Whereas people are understandably mainly worried about the cutbacks to BSF because of the effect on childrens' education, it also has an important environmental implication. New school buildings would be an important part of preventing carbon emissions. Schools are one of the fastest growing sectors for growing carbon emissions in Brent thanks to our rising pupil numbers and the far greater use of IT in recent years.

Sunday, 4 July 2010

Liberal Democrats Breaking Their Promises

Some time ago I did a series of posts on Brent Liberal Democrats breaking their promises (summarised here). Now that Sarah Teather and co are doing on a national level what they previously did in Brent Council, I thought I would start a series on how the national Liberal Democrats are breaking their promises, in conjunction with their Tory coalition allies. It should certainly provide plenty of materials for posting.

Brent Respect Festival

A reminder about the Brent Respect Festival in the beautiful Roundwood Park later on today.

Saturday, 3 July 2010

Housing Benefit in Brent

Dave Hill reports on the fallout from George Osborne's cap on housing benefit in various London Boroughs. Here in Brent, it will be a north/south issue.

The north is cheaper than the south so people living there will not see their benefit affected directly. However people forced out of central London boroughs like Westminster or Camden may well want to move the relatively short distance up the Jubilee Line to northern Brent. If that happens we can expect increasing pressure on the housing stock, more overcrowding, a demographic change in the composition of northern parts, and (I would think) upward pressure on rents as the increased demand feeds through.

In the south, the benefits cap would affect many people, probably forcing some of them to move. This might accelerate the trend towards gentrification that you already see in Brondesbury, Mapesbury, Queens Park, Kilburn and the western part of Kensal Green.
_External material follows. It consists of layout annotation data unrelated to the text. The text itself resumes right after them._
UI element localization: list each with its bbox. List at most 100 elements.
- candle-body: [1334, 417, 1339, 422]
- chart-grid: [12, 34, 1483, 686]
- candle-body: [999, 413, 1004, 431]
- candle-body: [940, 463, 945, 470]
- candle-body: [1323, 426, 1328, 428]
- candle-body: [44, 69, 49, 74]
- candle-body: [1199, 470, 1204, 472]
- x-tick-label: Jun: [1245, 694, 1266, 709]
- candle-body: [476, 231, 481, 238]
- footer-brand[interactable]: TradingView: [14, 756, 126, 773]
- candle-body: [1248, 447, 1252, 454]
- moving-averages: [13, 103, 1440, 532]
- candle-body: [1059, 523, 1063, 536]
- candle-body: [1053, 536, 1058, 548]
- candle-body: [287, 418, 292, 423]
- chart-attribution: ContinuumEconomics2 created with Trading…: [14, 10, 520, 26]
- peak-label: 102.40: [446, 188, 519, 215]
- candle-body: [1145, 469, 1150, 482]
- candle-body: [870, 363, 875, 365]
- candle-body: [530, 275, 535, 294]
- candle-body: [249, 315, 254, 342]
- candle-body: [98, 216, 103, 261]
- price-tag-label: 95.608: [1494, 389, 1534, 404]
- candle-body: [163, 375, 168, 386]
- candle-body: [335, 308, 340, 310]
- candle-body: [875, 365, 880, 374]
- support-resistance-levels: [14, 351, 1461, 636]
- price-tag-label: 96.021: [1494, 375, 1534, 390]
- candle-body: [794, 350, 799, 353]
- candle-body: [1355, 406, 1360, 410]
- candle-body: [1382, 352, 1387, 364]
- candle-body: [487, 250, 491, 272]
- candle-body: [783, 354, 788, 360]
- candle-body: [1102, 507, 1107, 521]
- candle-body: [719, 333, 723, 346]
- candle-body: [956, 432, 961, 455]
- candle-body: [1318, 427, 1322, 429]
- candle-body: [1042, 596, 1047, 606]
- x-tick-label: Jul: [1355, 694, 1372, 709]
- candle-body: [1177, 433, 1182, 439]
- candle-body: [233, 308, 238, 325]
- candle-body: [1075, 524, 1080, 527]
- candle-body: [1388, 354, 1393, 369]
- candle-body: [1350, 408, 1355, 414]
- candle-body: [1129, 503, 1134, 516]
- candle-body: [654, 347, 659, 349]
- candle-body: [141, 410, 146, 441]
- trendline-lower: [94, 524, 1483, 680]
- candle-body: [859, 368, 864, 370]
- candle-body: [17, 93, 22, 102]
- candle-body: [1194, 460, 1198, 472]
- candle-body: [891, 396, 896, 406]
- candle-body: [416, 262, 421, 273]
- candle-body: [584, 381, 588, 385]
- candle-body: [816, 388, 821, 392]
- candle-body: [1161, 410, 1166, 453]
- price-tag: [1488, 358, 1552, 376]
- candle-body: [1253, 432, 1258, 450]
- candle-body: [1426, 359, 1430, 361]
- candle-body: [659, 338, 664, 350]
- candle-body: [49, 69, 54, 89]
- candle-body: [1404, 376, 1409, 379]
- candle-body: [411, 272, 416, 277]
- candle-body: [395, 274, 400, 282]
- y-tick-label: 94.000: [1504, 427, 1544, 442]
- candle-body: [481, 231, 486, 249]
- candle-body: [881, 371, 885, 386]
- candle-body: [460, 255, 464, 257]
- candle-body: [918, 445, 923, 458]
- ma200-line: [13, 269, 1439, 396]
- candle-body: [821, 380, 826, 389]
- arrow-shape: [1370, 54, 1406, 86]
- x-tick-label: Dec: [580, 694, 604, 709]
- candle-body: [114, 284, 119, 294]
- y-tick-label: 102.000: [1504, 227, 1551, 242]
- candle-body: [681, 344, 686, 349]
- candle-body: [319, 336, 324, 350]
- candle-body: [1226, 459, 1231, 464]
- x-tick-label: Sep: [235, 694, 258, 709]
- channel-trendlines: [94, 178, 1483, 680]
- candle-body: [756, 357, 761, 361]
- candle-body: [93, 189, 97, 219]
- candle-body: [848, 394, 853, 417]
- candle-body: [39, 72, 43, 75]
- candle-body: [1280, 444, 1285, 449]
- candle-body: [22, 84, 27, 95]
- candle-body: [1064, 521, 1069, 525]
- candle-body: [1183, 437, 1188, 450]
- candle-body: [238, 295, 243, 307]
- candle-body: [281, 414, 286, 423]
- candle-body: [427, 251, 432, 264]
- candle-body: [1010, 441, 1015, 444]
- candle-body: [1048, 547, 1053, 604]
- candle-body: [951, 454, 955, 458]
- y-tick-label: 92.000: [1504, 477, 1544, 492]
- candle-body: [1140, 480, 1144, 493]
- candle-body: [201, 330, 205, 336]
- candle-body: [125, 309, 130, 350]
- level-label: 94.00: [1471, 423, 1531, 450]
By making people homeless, the policy is also likely to put extra pressure on Council services at the same time that Brent Council is seeing its central government funding cut.
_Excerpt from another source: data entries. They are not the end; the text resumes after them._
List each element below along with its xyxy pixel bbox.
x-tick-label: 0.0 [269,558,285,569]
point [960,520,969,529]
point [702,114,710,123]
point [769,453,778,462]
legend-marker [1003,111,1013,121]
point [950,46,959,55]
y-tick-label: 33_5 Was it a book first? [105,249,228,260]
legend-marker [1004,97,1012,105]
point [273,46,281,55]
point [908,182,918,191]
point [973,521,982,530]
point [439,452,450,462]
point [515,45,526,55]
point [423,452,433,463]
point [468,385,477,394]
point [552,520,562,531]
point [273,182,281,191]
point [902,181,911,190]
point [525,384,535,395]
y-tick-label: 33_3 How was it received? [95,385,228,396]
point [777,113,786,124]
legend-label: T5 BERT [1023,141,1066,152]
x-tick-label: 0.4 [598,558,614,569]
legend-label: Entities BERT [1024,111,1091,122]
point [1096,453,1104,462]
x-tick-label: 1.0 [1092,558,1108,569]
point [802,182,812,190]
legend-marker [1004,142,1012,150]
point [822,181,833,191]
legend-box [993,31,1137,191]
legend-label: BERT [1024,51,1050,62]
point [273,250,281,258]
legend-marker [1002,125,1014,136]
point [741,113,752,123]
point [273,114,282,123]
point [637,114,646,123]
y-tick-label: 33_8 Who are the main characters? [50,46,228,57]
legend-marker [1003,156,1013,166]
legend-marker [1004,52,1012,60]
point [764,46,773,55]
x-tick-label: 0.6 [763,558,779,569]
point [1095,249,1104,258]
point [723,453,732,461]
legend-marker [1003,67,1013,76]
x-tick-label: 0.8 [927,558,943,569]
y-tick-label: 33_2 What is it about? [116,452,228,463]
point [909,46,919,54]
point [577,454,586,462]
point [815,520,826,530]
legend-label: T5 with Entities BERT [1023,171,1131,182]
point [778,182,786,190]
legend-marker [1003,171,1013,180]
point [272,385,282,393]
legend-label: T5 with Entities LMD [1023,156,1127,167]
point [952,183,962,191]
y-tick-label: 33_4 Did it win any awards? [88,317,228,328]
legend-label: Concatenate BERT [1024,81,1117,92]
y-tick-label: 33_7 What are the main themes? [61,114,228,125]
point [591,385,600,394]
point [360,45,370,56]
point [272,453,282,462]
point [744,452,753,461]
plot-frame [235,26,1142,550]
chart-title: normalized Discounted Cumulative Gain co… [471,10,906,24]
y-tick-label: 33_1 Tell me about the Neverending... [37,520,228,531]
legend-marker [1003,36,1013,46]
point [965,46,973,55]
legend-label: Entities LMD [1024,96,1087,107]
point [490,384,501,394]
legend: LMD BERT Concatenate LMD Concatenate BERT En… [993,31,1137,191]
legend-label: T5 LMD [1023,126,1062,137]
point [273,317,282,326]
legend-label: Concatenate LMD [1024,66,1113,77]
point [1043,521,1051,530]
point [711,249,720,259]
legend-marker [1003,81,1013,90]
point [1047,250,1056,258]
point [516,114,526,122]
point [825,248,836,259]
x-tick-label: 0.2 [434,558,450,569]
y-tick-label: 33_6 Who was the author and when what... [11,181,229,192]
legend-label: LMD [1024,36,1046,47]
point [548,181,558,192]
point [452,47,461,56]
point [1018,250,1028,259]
However, I have not been able to find any figures as to the number of people affected yet.

Anniversey Blog

Today is the first anniversey of this blog, which has now had more than 550 posts since 3 July last year.

Friday, 2 July 2010

FoE Newsletter

I have been sent a Brent Friends of the Earth Newsletter which feature defeated Green Party candidate Lia Colacicco prominently. She is quoted praising our policy of abolishing the 25 pound charge for collecting bulky items. Strange that she didn't mention it when she was campaigning to defeat us.

Buchanan Gardens, NW10

During the election, I was asked whether anything could be done about the state of things on that stretch of pavement bordering Elmwood Tennis Club. The problem is that the big plane trees and the thick hedge give cover for flytipping and the use of the area as a public toilet. My interlocuter wanted to cut the trees down, as has happened down most of Buchanan Gardens and a stretch of Holland Road. Before trying something that drastic, I am trying to get the Tennis Club to cut back and thin the hedge which currently overhangs the pavement.

Thursday, 1 July 2010

Hazel Road Progress

I went to Willesden Police Station on Monday for a meeting on anti-social behaviour problems around Hazel Road. The problems here have a long history going back well before I started this blog, although I have reported on them from time to time. Money is available for further work following on from the Neighbourhood Working money we put in last year. I thnk 6the key thing here is to get the local residents and the teenagers who use the centre to interact more as they are currently quite alientated from each other.

Boris On the Buses

Boriswatch has a far more detailed appraisal of Boris Johnson's bus policies than I have the skill or patience to write. I think we can expect the replacement of bendies on the Route 18 to be a disaster.